Mąż Justyny Steczkowskiej zabrał głos przed Eurowizją
17 maja wieczorem Justyna Steczkowska wystąpi w finale 69. Konkursu Piosenki Eurowizji w Bazylei, walcząc o zwycięstwo z utworem „Gaja”. Na miejscu reprezentantce Polski towarzyszy też rodzina – bratanica Kamilla, która odpowiada za jej social media, czy najstarszy syn Leon, który kiedyś sam chciał wystąpić na Eurowizję, startując w preselekcjach na Łotwie.
Justyna Steczkowska może także liczyć na wsparcie męża. Choć rzadko udziela się w mediach społecznościowych i pojawia się z żoną publicznie, Maciej Myszkowski tuż przed finałem Eurowizji musiał przerwać milczenie. Zamieścił na swoim Instagramie pierwszy od ponad pół roku wpis, by zachęcić do głosowania na „Gaję”. Zwrócił się też bezpośrednio do ukochanej.

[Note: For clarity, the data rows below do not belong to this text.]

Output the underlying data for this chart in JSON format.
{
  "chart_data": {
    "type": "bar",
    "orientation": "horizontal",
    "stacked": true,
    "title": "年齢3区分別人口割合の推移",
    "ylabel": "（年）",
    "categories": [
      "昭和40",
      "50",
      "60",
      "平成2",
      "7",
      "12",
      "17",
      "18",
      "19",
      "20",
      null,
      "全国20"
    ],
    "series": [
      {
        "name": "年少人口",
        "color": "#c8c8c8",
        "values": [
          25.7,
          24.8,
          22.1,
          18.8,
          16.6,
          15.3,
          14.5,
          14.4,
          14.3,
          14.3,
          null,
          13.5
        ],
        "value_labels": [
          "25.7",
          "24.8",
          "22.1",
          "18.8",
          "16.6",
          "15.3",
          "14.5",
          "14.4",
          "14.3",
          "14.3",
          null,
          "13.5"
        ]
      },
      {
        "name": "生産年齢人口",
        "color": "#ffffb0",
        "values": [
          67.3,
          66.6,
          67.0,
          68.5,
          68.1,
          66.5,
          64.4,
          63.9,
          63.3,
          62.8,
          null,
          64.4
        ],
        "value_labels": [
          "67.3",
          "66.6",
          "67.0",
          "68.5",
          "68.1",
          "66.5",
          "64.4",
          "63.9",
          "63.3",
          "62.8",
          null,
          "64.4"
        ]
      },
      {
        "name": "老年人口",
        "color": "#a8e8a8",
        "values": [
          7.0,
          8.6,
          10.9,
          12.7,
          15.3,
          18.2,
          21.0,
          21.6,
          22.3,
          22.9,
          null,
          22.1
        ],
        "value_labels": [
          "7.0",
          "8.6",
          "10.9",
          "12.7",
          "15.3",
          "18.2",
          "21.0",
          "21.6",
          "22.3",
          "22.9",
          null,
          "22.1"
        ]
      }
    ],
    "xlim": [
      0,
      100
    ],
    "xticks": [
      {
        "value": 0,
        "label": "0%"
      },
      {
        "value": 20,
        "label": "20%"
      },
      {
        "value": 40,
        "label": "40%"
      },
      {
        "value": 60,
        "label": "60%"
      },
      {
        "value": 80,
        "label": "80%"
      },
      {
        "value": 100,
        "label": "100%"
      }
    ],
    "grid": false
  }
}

Kochanie, jestem z ciebie bardzo dumny. Z twojej determinacji i ultra ciężkiej pracy. Efekt jest wspaniały, zresztą sami zobaczcie… – napisał.
Justyna, mimo zapracowania, nie mogła zostawić jego słów bez odpowiedzi. „Lovju. Dziś ostatni dzień maratonu… Potem wracam do domu” – odpowiedziała mężowi w komentarzu.
Piękna historia miłości Steczkowskiej i Myszkowskiego
Justyna Steczkowska i Maciej Myszkowski są małżeństwem od 2000 roku i doczekali się razem trojga dzieci: synów Leona (ur. 2000) i Stanisława (ur. 2005) oraz córki Heleny (ur. 2013). Choć dziś mąż artystki unika blasku fleszy, w przeszłości robił imponującą karierę w modelingu.
W latach 90. do Myszkowskiego wzdychały wtedy tłumy Polek. Jedną z nich była właśnie Steczkowska. Po raz pierwszy zobaczyła przyszłego męża w gazecie. „Jeszcze nikt mnie nie znał jako Justyny Steczkowskiej i zakochałam się w tym chłopaku. Pomyślałam: Boże, wow, jaki on piękny” – wyznała po latach. Maciej Myszkowski porzucił ostatecznie pracę modela na rzecz architektury, którą zajmuje się do dziś.
Steczkowska i Myszkowski w 2017 roku ogłosili separację
Wspólne życie Justyny Steczkowskiej i Macieja Myszkowskiego nie zawsze było jak z bajki. W 2017 roku para podjęła decyzję o separacji. „Życie to nieustanny ruch, taniec chwil, tornado zmian. Nic nie jest dane człowiekowi na zawsze. (…) Po 17 latach cudownego małżeństwa, w przyjaźni z Maćkiem, postanowiliśmy dać sobie czas na to, aby w trakcie separacji przemyśleć i zdecydować, czy rozłączyć naszą wspólną drogę na dwie osobne, miejmy nadzieję, że równie szczęśliwe ścieżki (…)” – informowała wtedy piosenkarka.
Ostatecznie ich związkowi udało się przetrwać gorsze chwile, o czym Steczkowska opowiedziała kilka lat później w „Vivie”. „To jest mocne doświadczenie i nauka, ile są dla siebie warci. Nie ma znaczenia czy to małżeństwo, przyjaźń, rodzeństwo. Wtedy jest jasna sytuacja, kim jesteśmy dla siebie. Czy jesteśmy dla siebie ważni, czy coś jeszcze razem możemy zbudować” – mówiła.